Yamamoto briefly left the camp and went to Springfield, Massachusetts, but returned after her brother’s death during a battle with an army unit called the U.S. Army’s 442nd Regimental Combat Team in Italy. The three years Yamamoto was stationed in Poston deeply influenced the writing she did in the years which came after.

 After War Hisaye Yamamotoin Life

World War II came to its conclusion in 1945, when the camps for internment and releasing the prisoners. Yamamoto as well as her entire family moved back to California but this time in Los Angeles, where she started working in The Los Angeles Tribune.


The weekly paper, which was designed specifically for African American audiences, employed Yamamoto predominantly as an editor however she also served as Editor and Field Reporter.

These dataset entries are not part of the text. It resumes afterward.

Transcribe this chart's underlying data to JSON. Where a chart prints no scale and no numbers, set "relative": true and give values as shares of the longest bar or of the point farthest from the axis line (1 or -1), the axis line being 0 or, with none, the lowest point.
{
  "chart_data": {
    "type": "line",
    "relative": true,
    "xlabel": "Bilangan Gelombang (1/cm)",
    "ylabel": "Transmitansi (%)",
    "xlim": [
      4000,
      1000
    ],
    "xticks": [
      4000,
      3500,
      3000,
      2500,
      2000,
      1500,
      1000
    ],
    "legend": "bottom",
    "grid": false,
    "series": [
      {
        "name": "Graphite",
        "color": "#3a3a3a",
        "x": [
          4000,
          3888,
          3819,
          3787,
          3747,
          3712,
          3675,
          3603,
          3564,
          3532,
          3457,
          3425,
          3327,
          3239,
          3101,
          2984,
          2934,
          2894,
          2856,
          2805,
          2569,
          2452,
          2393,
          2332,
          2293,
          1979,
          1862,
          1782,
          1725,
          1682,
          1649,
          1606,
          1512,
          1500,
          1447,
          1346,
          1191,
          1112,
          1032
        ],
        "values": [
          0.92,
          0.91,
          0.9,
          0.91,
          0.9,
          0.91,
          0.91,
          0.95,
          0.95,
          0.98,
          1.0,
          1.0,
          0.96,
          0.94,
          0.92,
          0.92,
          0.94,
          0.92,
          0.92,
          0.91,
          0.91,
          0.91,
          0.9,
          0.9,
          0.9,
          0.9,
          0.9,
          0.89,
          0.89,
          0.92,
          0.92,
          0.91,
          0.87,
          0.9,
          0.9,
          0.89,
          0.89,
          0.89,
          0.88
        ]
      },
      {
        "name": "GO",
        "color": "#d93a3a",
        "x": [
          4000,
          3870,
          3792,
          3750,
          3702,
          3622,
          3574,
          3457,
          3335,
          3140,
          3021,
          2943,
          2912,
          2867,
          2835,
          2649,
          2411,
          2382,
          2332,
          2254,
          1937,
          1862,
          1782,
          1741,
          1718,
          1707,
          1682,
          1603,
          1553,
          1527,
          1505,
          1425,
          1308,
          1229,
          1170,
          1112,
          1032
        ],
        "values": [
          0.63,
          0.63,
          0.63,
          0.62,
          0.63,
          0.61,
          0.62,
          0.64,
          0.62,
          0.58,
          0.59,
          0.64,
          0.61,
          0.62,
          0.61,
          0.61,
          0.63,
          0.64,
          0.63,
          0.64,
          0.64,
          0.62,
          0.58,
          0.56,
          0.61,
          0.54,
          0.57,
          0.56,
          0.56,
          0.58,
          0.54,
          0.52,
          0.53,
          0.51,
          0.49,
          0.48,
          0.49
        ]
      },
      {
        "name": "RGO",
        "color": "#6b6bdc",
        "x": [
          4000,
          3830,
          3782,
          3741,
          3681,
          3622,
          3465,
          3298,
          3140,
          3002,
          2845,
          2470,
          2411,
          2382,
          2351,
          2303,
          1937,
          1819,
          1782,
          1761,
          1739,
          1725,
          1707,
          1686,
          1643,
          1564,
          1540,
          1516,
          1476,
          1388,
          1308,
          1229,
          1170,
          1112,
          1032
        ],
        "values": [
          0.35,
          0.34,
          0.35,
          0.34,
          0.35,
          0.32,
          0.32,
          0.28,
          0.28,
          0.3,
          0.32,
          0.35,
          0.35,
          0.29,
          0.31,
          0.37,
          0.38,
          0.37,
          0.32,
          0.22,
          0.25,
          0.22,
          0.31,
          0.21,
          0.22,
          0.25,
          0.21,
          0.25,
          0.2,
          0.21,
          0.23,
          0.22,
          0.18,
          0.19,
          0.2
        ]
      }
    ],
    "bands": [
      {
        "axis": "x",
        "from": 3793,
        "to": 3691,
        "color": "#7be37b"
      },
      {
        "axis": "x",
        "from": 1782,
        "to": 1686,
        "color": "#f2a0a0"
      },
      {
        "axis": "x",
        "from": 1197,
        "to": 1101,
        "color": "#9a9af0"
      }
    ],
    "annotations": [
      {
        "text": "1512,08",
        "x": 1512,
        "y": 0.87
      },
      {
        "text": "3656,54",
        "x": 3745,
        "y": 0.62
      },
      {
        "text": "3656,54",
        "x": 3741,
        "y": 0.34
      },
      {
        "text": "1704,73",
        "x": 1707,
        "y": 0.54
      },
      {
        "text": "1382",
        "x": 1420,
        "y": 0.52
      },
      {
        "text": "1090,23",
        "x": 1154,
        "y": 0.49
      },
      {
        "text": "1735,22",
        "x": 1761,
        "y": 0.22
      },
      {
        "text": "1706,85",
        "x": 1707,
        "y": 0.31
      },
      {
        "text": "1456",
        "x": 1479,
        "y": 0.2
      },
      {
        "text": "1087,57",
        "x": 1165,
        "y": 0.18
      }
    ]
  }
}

After being shut out for three years through internment, the next three years of being employed by the Tribune permitted Yamamoto to study the complexities of racial interactions within America. United States separate from those witnessed during the internment camps. The lessons she learned and put into her writing expanded the scope of her work to encompass people from other countries.

After receiving much praise from critics during the 1940s and the early 1950s Yamamoto got married to Anthony DeSoto and moved to Los Angeles. She is a mother of five. Yamamoto has spoken about the challenges she faced in finding time to write. She said: “Most of the time I’m cleaning the house or cooking or working in the yard. The time I spend writing is very limited. writing. If someone said I was unable to write, it could cause me great grief.”

DeSoto passed away in 2003.Yamamoto was unwell since suffering the stroke that occurred in 2010, passed away in 2011 of a sleep disorder on her property in the northwestern part of Los Angeles at the age of 89.

Hisaye Yamamotoin : List of stories

Seventeen Syllables (1949)—This story tracks the parallel stories of a young Nisei girl and her Issei mother


Wilshire Bus (1950)— After World War II, a young Japanese-American narrator observes an American on a bus harassing a Chinese couple, prompting her to internally gloat and then question her own gloating. The narrator contemplates anti-Japanese sentiment as well as the complicated interactions between different ethnic groups.

The High-Heeled Shoes: A Memoir (1948)—This story deals primarily with how women are treated in society. The first-person narrator describes instances of sexual harassment she and other women have experienced, from phone solicitations to threats of rape.

The Brown House (1951)—A wife becomes an unwilling enabler of her husband’s gambling habit, which brings financial trouble on the entire family. This story explores themes of beleaguered wifehood as well as ethnic interactions.

Yoneko’s Earthquake (1951): It is the most interesting book

Morning Rain (1952)—This story relates a moment in time taking place over breakfast between a Nisei daughter and her Issei father. Over the course of the story, we learn that the daughter has married an American man and feels disconnected from her father. The story ends with a sudden revelation that is symbolic of the communication gap between generations: the woman discovers that her father has difficulty hearing.